The palace shook again, harder this time. Through the windows, they could see a Colossal Titan's leg—just its leg, impossibly massive—as it strode past the royal grounds.

"GO!" Neptune bellowed, his voice carrying absolute authority for the first time in years. "That's a royal command! Megalo—protect them with your life!"

The shark, understanding the gravity better than his simple mind usually allowed, opened his mouth. Otohime and Shirahoshi swam inside without further argument, the living transport offering the fastest escape route available.

As Megalo turned to flee, Shirahoshi looked back one final time. Her father and brothers stood in formation—weapons raised, backs straight, fear hidden behind warrior stoicism. They looked like heroes from ancient legends, making their last stand against impossible odds.

I'll never see them again, Shirahoshi realized. None of them are coming back from this.

Then Megalo swam, and the palace disappeared behind coral formations and debris.

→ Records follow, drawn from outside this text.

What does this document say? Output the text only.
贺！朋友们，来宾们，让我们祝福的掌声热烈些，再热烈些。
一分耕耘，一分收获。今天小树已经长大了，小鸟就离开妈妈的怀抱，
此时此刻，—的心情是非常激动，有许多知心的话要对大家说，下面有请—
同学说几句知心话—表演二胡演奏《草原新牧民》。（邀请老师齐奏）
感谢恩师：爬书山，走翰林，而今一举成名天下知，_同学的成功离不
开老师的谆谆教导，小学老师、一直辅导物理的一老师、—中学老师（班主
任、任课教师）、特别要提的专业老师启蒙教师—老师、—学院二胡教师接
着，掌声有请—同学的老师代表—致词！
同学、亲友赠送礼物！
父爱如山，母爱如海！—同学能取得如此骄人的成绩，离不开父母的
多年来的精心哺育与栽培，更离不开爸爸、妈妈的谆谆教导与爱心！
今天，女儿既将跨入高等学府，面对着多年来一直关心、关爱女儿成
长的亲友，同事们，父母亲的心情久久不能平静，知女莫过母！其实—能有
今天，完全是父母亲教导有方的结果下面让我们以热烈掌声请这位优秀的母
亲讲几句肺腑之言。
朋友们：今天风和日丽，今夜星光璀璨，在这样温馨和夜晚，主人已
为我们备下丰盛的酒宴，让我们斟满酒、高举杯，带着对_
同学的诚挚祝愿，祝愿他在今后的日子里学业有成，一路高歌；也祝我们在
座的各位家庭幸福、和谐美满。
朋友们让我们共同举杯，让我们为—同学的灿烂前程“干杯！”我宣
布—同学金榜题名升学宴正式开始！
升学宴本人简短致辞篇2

King Neptune watched his wife and daughter vanish into the depths, then turned to face the approaching apocalypse. His sons stood beside him—Fukaboshi in the center, Ryuboshi to the left, Mamboshi to the right. Four warriors against hundreds of titans.

The odds were laughable.

The Colossal Titans filled the horizon, an endless army of nightmares given flesh. Their footsteps created earthquakes. Their steam heated the ocean to scalding temperatures. Their blank, expressionless faces showed neither malice nor mercy—just the mechanical inevitability of natural disaster.